Bagaimana kaitan antara Islam dan demokrasi, baik pada dataran konseptual maupun empiris? Apa yang disumbangkan Islam dalam proses konsolidasi, dan sebaliknya pula, apa yang disumbangkan demokrasi untuk kemajuan Islam? Dari diskusi ini tersimpul bahwa wilayah agama dan negara itu harus dibedakan.
Bagaimana kaitan antara Islam dan demokrasi, baik pada dataran konseptual maupun empiris? Apa yang disumbangkan Islam dalam proses konsolidasi, dan sebaliknya pula, apa yang disumbangkan demokrasi untuk kemajuan Islam?
Kajian Utan Kayu kali ini menghadirkan perbincangan tentang tema itu bersama tiga intelektual muda: Ulil Abshar-Abdalla, pemikir muda NU, Dr. Rizal Mallarangeng, ilmuwan politik lulusan Ohio State University dan Dr. Denny J.A, kolumnis dan pengelola acara talk show tentang parlemen di salah satu TV swasta Jakarta.

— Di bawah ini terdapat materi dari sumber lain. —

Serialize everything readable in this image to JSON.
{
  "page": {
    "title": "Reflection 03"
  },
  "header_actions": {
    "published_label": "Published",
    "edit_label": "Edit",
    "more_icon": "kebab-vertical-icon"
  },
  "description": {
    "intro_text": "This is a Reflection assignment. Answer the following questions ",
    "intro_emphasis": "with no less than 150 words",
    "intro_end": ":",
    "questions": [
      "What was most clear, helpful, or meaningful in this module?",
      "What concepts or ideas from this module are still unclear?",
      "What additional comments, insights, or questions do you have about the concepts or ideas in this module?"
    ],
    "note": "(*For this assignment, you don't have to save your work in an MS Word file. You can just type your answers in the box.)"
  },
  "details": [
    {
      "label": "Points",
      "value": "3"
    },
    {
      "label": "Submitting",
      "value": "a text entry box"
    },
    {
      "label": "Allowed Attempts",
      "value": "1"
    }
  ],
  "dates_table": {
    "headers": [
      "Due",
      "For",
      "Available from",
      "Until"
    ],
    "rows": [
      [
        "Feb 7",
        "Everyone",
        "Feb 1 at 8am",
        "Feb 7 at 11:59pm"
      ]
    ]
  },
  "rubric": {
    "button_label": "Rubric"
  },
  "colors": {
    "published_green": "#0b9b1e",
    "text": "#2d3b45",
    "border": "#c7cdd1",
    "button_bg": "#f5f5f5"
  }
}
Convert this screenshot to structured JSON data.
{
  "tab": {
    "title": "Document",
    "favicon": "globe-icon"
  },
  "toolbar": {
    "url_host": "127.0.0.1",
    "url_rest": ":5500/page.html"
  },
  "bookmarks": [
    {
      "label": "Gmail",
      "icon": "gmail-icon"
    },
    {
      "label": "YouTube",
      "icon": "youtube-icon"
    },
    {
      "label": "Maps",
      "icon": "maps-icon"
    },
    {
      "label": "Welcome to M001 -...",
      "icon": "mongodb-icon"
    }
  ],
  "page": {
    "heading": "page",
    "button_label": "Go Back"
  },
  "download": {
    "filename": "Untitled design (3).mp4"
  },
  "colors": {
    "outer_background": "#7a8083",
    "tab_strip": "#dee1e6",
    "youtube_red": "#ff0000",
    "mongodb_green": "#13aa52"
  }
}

Bung Rizal, adakah sumbangan Islam dan gerakannya terhadap demokrasi?
Sumbangannya bisa positif bisa negatif. Yang negatif misalnya usaha mempertahankan ide tentang Piagam Jakarta di mana umat Islam atau individu-individu yang beragama Islam diwajibkan menjalankan syariat Islam. Itu ‘kan mencampuradukkan antara apa yang menjadi urusan negara dengan apa yang menjadi urusan masing-masing.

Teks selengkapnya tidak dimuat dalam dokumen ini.